Re: [Maxima-discuss] Fail to understand result of funcsolve

[Michel T. <ta...@lp...>]

As a matter of fact the program bugs because at line 342 one has a 
division by zero due to the fact that product(%a, %l, lo, %n-1) vanishes 
since it is

the product of %l^2/(%l^2+2*l) starting from l=0.  The way to get out of 
this problem is to impose a condition such as f(1)=1, then the product 
starts at

%l=1.  This can be checked by inserting some prints.

solve_rec((n+1)*f[n]-(n-1)*f[n-1]=(n+1)/(n-1),f[n],f(1)=1);

yields after applying factor to the result:

f[n] = ('sum(((%j+1)*(%j+2))/%j,%j,1,n-1)+2)/(n*(n+1))$

Package Zeilberger doesn't seem to allow to compute the sum.

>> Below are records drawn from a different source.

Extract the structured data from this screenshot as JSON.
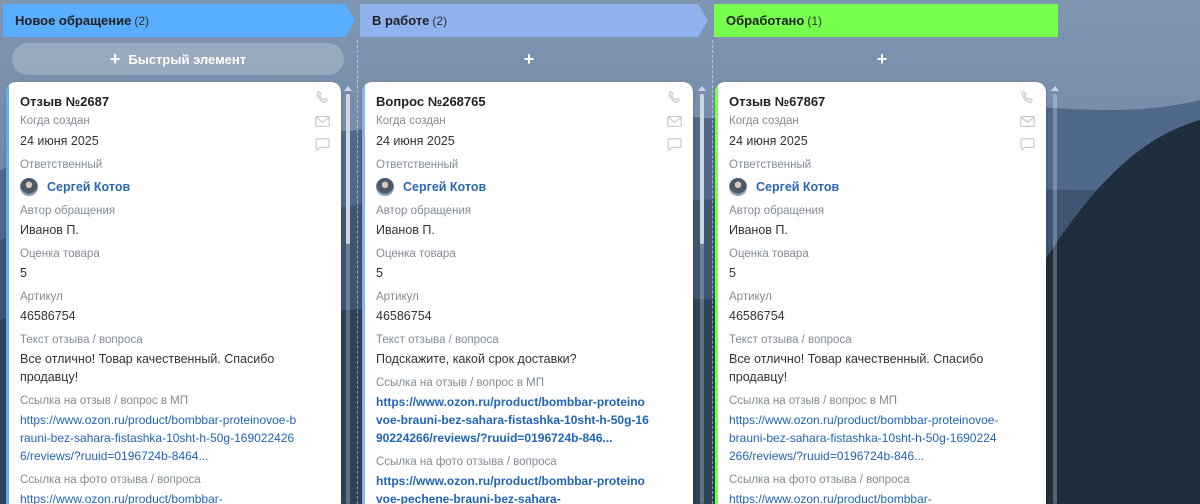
{
  "columns": [
    {
      "title": "Новое обращение",
      "count": "(2)",
      "color": "#5aaeff",
      "add_label": "Быстрый элемент",
      "card": {
        "title": "Отзыв №2687",
        "created_label": "Когда создан",
        "created_value": "24 июня 2025",
        "responsible_label": "Ответственный",
        "responsible_name": "Сергей Котов",
        "author_label": "Автор обращения",
        "author_value": "Иванов П.",
        "rating_label": "Оценка товара",
        "rating_value": "5",
        "article_label": "Артикул",
        "article_value": "46586754",
        "text_label": "Текст отзыва / вопроса",
        "text_value": "Все отлично! Товар качественный. Спасибо продавцу!",
        "link_label": "Ссылка на отзыв / вопрос в МП",
        "link_value": "https://www.ozon.ru/product/bombbar-proteinovoe-brauni-bez-sahara-fistashka-10sht-h-50g-1690224266/reviews/?ruuid=0196724b-8464...",
        "photo_label": "Ссылка на фото отзыва / вопроса",
        "photo_value": "https://www.ozon.ru/product/bombbar-"
      }
    },
    {
      "title": "В работе",
      "count": "(2)",
      "color": "#8fb2ef",
      "add_label": "",
      "card": {
        "title": "Вопрос №268765",
        "created_label": "Когда создан",
        "created_value": "24 июня 2025",
        "responsible_label": "Ответственный",
        "responsible_name": "Сергей Котов",
        "author_label": "Автор обращения",
        "author_value": "Иванов П.",
        "rating_label": "Оценка товара",
        "rating_value": "5",
        "article_label": "Артикул",
        "article_value": "46586754",
        "text_label": "Текст отзыва / вопроса",
        "text_value": "Подскажите, какой срок доставки?",
        "link_label": "Ссылка на отзыв / вопрос в МП",
        "link_value": "https://www.ozon.ru/product/bombbar-proteinovoe-brauni-bez-sahara-fistashka-10sht-h-50g-1690224266/reviews/?ruuid=0196724b-846...",
        "photo_label": "Ссылка на фото отзыва / вопроса",
        "photo_value": "https://www.ozon.ru/product/bombbar-proteinovoe-pechene-brauni-bez-sahara-"
      }
    },
    {
      "title": "Обработано",
      "count": "(1)",
      "color": "#77ff4e",
      "add_label": "",
      "card": {
        "title": "Отзыв №67867",
        "created_label": "Когда создан",
        "created_value": "24 июня 2025",
        "responsible_label": "Ответственный",
        "responsible_name": "Сергей Котов",
        "author_label": "Автор обращения",
        "author_value": "Иванов П.",
        "rating_label": "Оценка товара",
        "rating_value": "5",
        "article_label": "Артикул",
        "article_value": "46586754",
        "text_label": "Текст отзыва / вопроса",
        "text_value": "Все отлично! Товар качественный. Спасибо продавцу!",
        "link_label": "Ссылка на отзыв / вопрос в МП",
        "link_value": "https://www.ozon.ru/product/bombbar-proteinovoe-brauni-bez-sahara-fistashka-10sht-h-50g-1690224266/reviews/?ruuid=0196724b-846...",
        "photo_label": "Ссылка на фото отзыва / вопроса",
        "photo_value": "https://www.ozon.ru/product/bombbar-"
      }
    }
  ],
  "icons": {
    "add": "plus-icon",
    "call": "phone-icon",
    "email": "envelope-icon",
    "chat": "chat-bubble-icon"
  }
}
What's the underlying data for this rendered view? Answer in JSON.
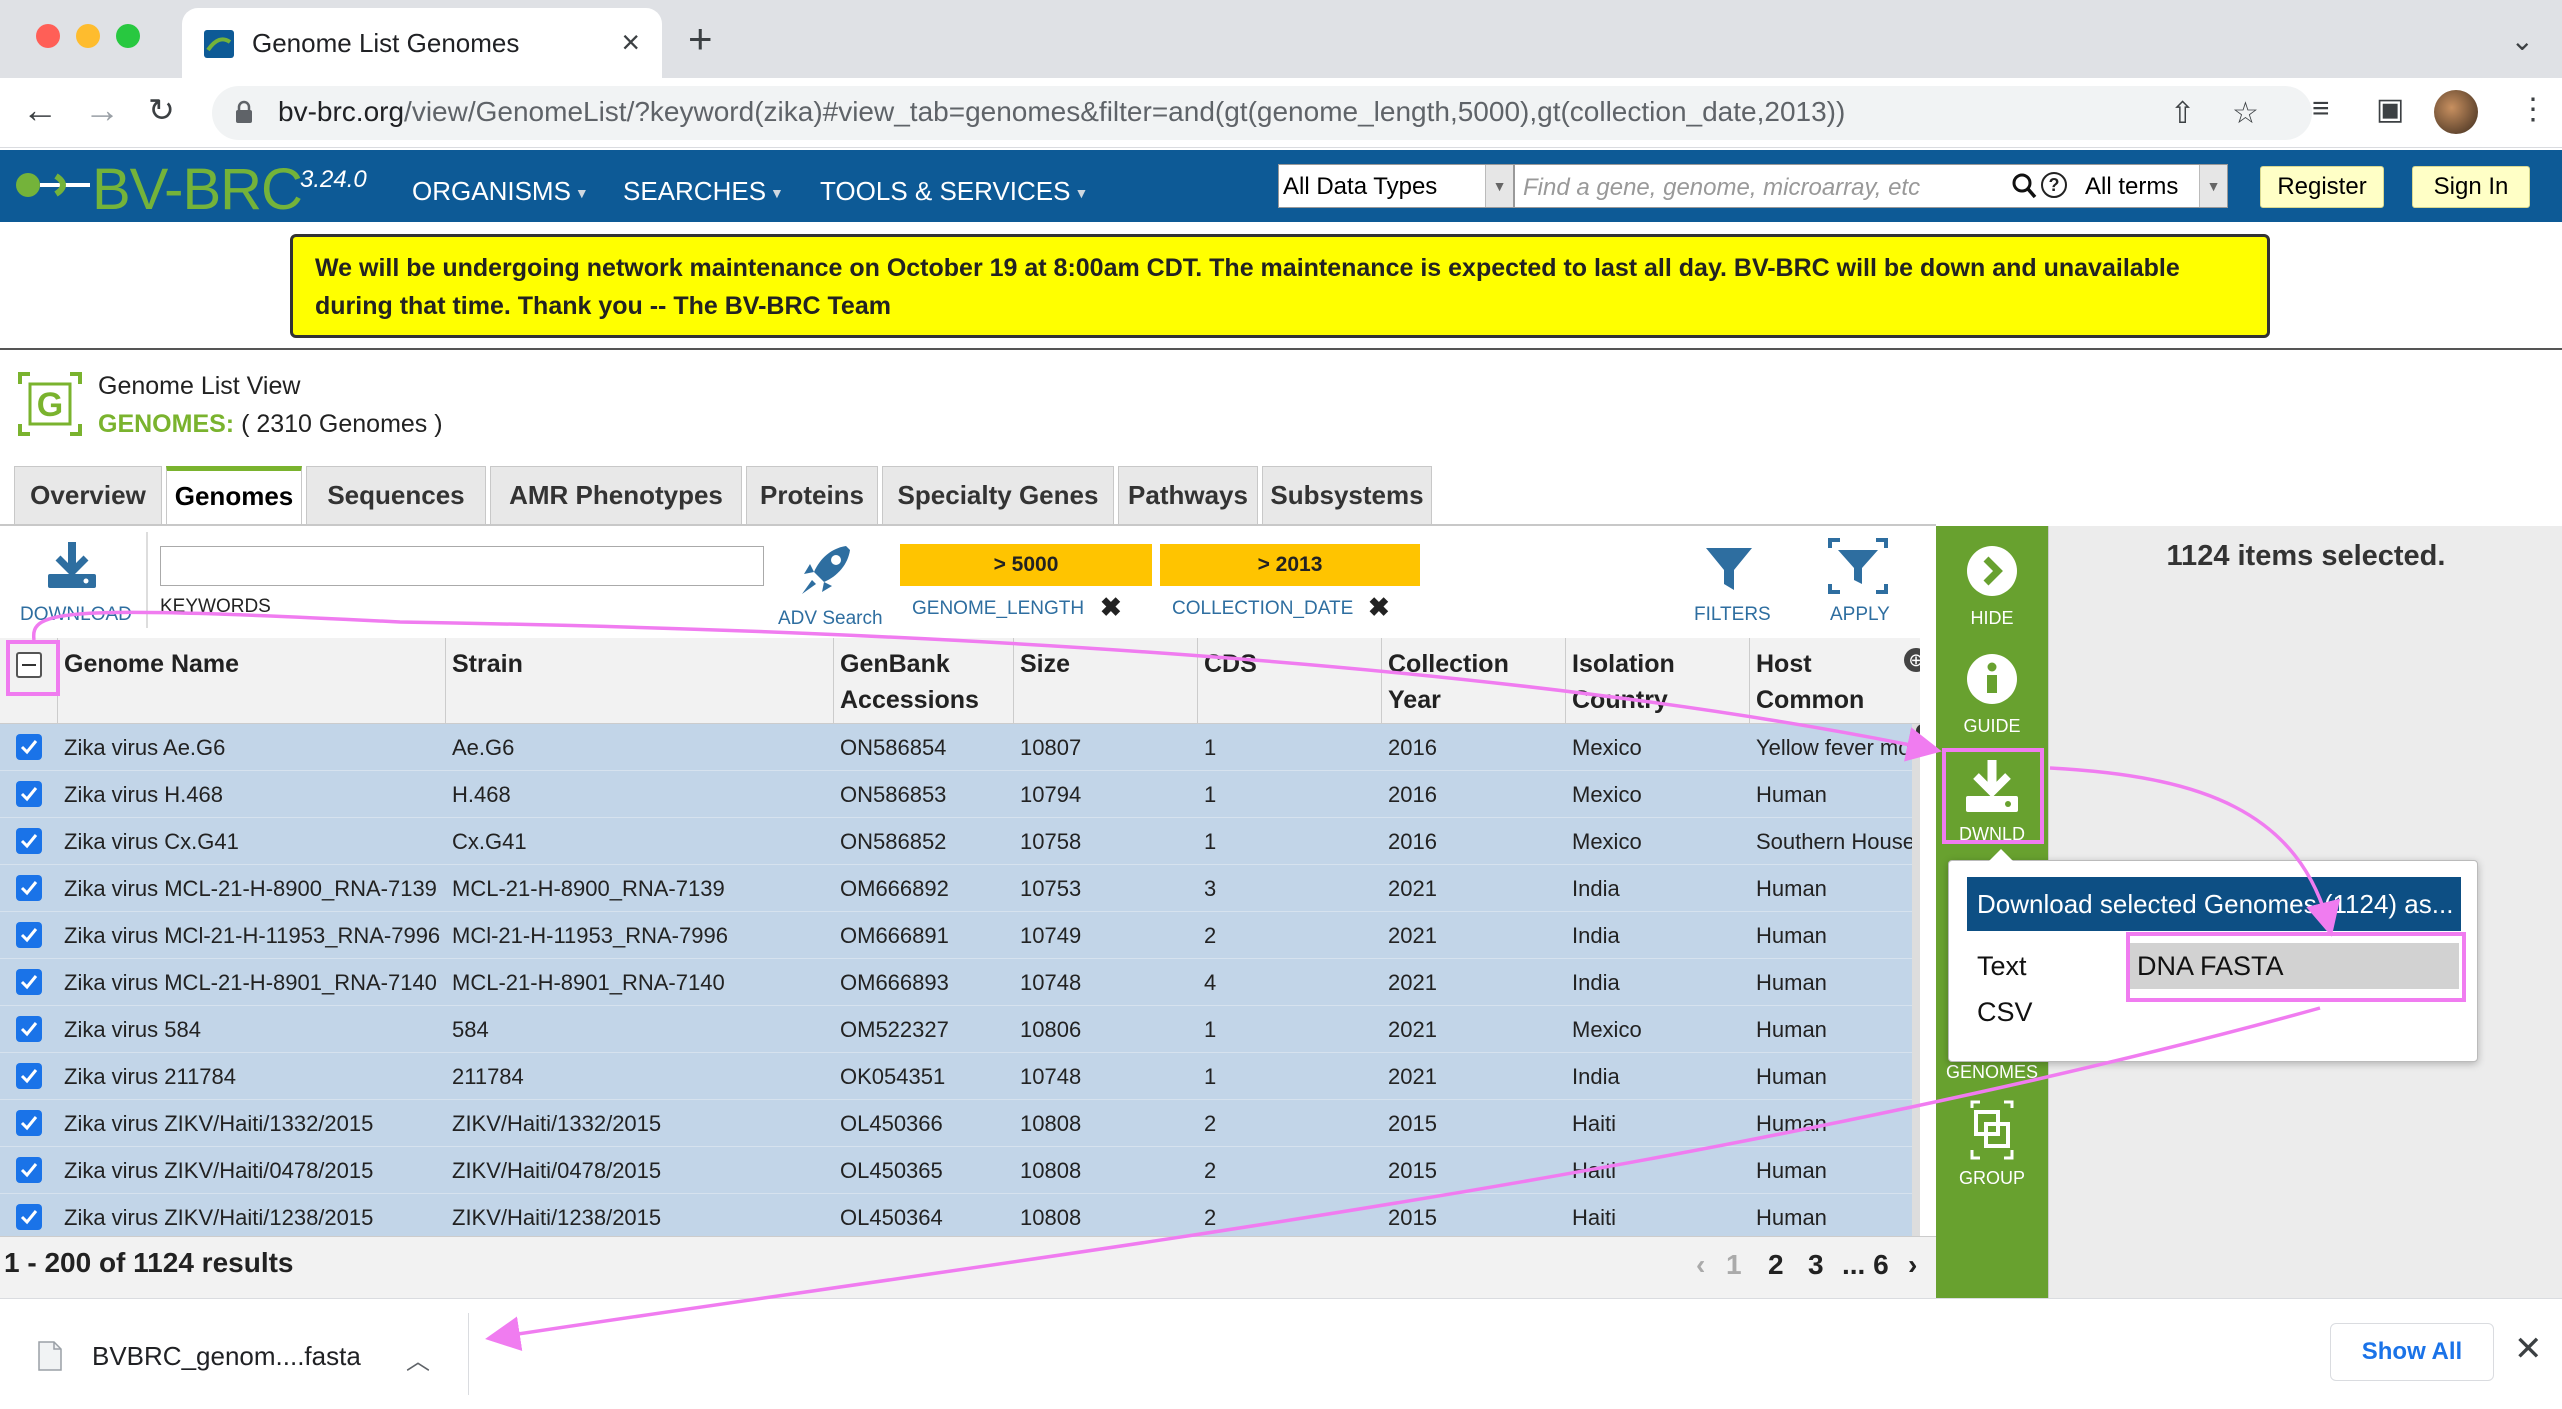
{
  "browser": {
    "tab_title": "Genome List Genomes",
    "url_host": "bv-brc.org",
    "url_path": "/view/GenomeList/?keyword(zika)#view_tab=genomes&filter=and(gt(genome_length,5000),gt(collection_date,2013))"
  },
  "header": {
    "logo": "BV-BRC",
    "version": "3.24.0",
    "nav": [
      "ORGANISMS",
      "SEARCHES",
      "TOOLS & SERVICES"
    ],
    "data_type_select": "All Data Types",
    "search_placeholder": "Find a gene, genome, microarray, etc",
    "terms_select": "All terms",
    "register": "Register",
    "sign_in": "Sign In"
  },
  "banner": "We will be undergoing network maintenance on October 19 at 8:00am CDT. The maintenance is expected to last all day. BV-BRC will be down and unavailable during that time. Thank you -- The BV-BRC Team",
  "page": {
    "subtitle": "Genome List View",
    "title_label": "GENOMES:",
    "title_count": "( 2310 Genomes )"
  },
  "tabs": [
    "Overview",
    "Genomes",
    "Sequences",
    "AMR Phenotypes",
    "Proteins",
    "Specialty Genes",
    "Pathways",
    "Subsystems"
  ],
  "active_tab": "Genomes",
  "toolbar": {
    "download": "DOWNLOAD",
    "keywords": "KEYWORDS",
    "keyword_value": "",
    "adv_search": "ADV Search",
    "filters": "FILTERS",
    "apply": "APPLY",
    "filter_chips": [
      {
        "value": "> 5000",
        "field": "GENOME_LENGTH"
      },
      {
        "value": "> 2013",
        "field": "COLLECTION_DATE"
      }
    ]
  },
  "grid": {
    "columns": [
      {
        "label": "Genome Name"
      },
      {
        "label": "Strain"
      },
      {
        "label": "GenBank Accessions"
      },
      {
        "label": "Size"
      },
      {
        "label": "CDS"
      },
      {
        "label": "Collection Year"
      },
      {
        "label": "Isolation Country"
      },
      {
        "label": "Host Common Name"
      }
    ],
    "rows": [
      [
        "Zika virus Ae.G6",
        "Ae.G6",
        "ON586854",
        "10807",
        "1",
        "2016",
        "Mexico",
        "Yellow fever mosquito"
      ],
      [
        "Zika virus H.468",
        "H.468",
        "ON586853",
        "10794",
        "1",
        "2016",
        "Mexico",
        "Human"
      ],
      [
        "Zika virus Cx.G41",
        "Cx.G41",
        "ON586852",
        "10758",
        "1",
        "2016",
        "Mexico",
        "Southern House"
      ],
      [
        "Zika virus MCL-21-H-8900_RNA-7139",
        "MCL-21-H-8900_RNA-7139",
        "OM666892",
        "10753",
        "3",
        "2021",
        "India",
        "Human"
      ],
      [
        "Zika virus MCl-21-H-11953_RNA-7996",
        "MCl-21-H-11953_RNA-7996",
        "OM666891",
        "10749",
        "2",
        "2021",
        "India",
        "Human"
      ],
      [
        "Zika virus MCL-21-H-8901_RNA-7140",
        "MCL-21-H-8901_RNA-7140",
        "OM666893",
        "10748",
        "4",
        "2021",
        "India",
        "Human"
      ],
      [
        "Zika virus 584",
        "584",
        "OM522327",
        "10806",
        "1",
        "2021",
        "Mexico",
        "Human"
      ],
      [
        "Zika virus 211784",
        "211784",
        "OK054351",
        "10748",
        "1",
        "2021",
        "India",
        "Human"
      ],
      [
        "Zika virus ZIKV/Haiti/1332/2015",
        "ZIKV/Haiti/1332/2015",
        "OL450366",
        "10808",
        "2",
        "2015",
        "Haiti",
        "Human"
      ],
      [
        "Zika virus ZIKV/Haiti/0478/2015",
        "ZIKV/Haiti/0478/2015",
        "OL450365",
        "10808",
        "2",
        "2015",
        "Haiti",
        "Human"
      ],
      [
        "Zika virus ZIKV/Haiti/1238/2015",
        "ZIKV/Haiti/1238/2015",
        "OL450364",
        "10808",
        "2",
        "2015",
        "Haiti",
        "Human"
      ]
    ],
    "results": "1 - 200 of 1124 results",
    "pager": [
      "‹",
      "1",
      "2",
      "3",
      "... 6",
      "›"
    ]
  },
  "actionbar": {
    "hide": "HIDE",
    "guide": "GUIDE",
    "dwnld": "DWNLD",
    "genomes": "GENOMES",
    "group": "GROUP"
  },
  "selection": "1124 items selected.",
  "download_popup": {
    "title": "Download selected Genomes (1124) as...",
    "text_label": "Text",
    "csv_label": "CSV",
    "option": "DNA FASTA"
  },
  "download_shelf": {
    "file": "BVBRC_genom....fasta",
    "show_all": "Show All"
  },
  "colors": {
    "header_blue": "#0d5a96",
    "brand_green": "#74b33a",
    "action_green": "#68a12f",
    "filter_chip": "#ffc400",
    "selected_row": "#c2d5e8",
    "annotation": "#f07cf0"
  }
}
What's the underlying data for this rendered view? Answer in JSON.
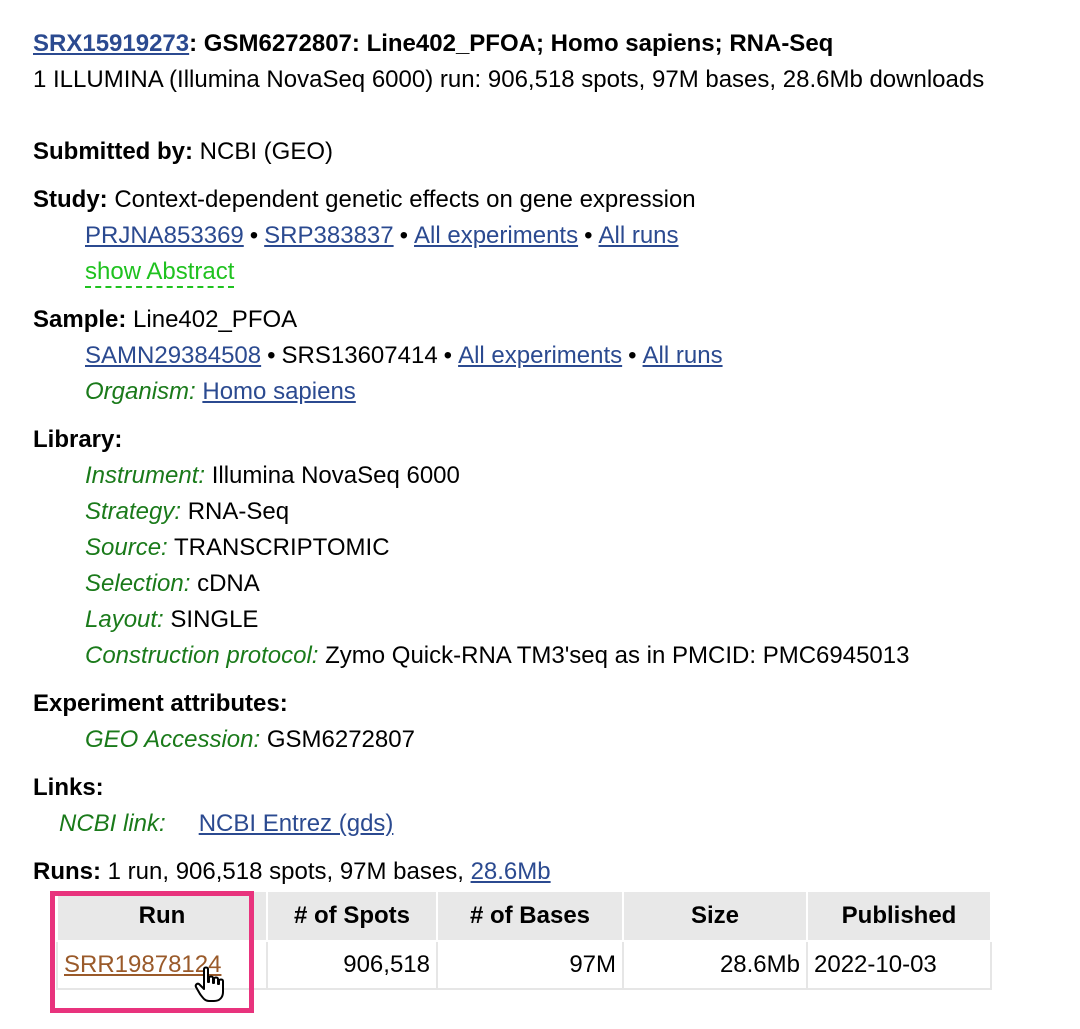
{
  "header": {
    "accession_link": "SRX15919273",
    "title_rest": ": GSM6272807: Line402_PFOA; Homo sapiens; RNA-Seq",
    "summary": "1 ILLUMINA (Illumina NovaSeq 6000) run: 906,518 spots, 97M bases, 28.6Mb downloads"
  },
  "submitted": {
    "label": "Submitted by:",
    "value": " NCBI (GEO)"
  },
  "study": {
    "label": "Study:",
    "value": " Context-dependent genetic effects on gene expression",
    "links": [
      "PRJNA853369",
      "SRP383837",
      "All experiments",
      "All runs"
    ],
    "bullet": "•",
    "abstract": "show Abstract"
  },
  "sample": {
    "label": "Sample:",
    "value": " Line402_PFOA",
    "link1": "SAMN29384508",
    "plain": "SRS13607414",
    "link2": "All experiments",
    "link3": "All runs",
    "bullet": "•",
    "organism_label": "Organism:",
    "organism_value": "Homo sapiens"
  },
  "library": {
    "label": "Library:",
    "fields": [
      {
        "k": "Instrument:",
        "v": " Illumina NovaSeq 6000"
      },
      {
        "k": "Strategy:",
        "v": " RNA-Seq"
      },
      {
        "k": "Source:",
        "v": " TRANSCRIPTOMIC"
      },
      {
        "k": "Selection:",
        "v": " cDNA"
      },
      {
        "k": "Layout:",
        "v": " SINGLE"
      },
      {
        "k": "Construction protocol:",
        "v": " Zymo Quick-RNA TM3'seq as in PMCID: PMC6945013"
      }
    ]
  },
  "attributes": {
    "label": "Experiment attributes:",
    "k": "GEO Accession:",
    "v": " GSM6272807"
  },
  "links": {
    "label": "Links:",
    "k": "NCBI link:",
    "v": "NCBI Entrez (gds)"
  },
  "runs": {
    "label": "Runs:",
    "summary": " 1 run, 906,518 spots, 97M bases, ",
    "size_link": "28.6Mb",
    "columns": [
      "Run",
      "# of Spots",
      "# of Bases",
      "Size",
      "Published"
    ],
    "row": {
      "run": "SRR19878124",
      "spots": "906,518",
      "bases": "97M",
      "size": "28.6Mb",
      "published": "2022-10-03"
    }
  },
  "colors": {
    "highlight": "#e8337d",
    "link": "#2b4a90",
    "italic_label": "#1a7a1a",
    "abstract": "#1fc21f"
  },
  "cursor_icon": "hand-pointer-icon"
}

(%i16) GosperSum((%j+1)*(%j+2)/%j,%j,1,n-1);
(%o16)                        NON_GOSPER_SUMMABLE

Le 24/11/2025 à 17:06, Barton Willis via Maxima-discuss a 
écrit :product(%a, %l, lo, %n-1)
> The share package solve_rec is also unable to handle your recursion:

-- 
Michel Talon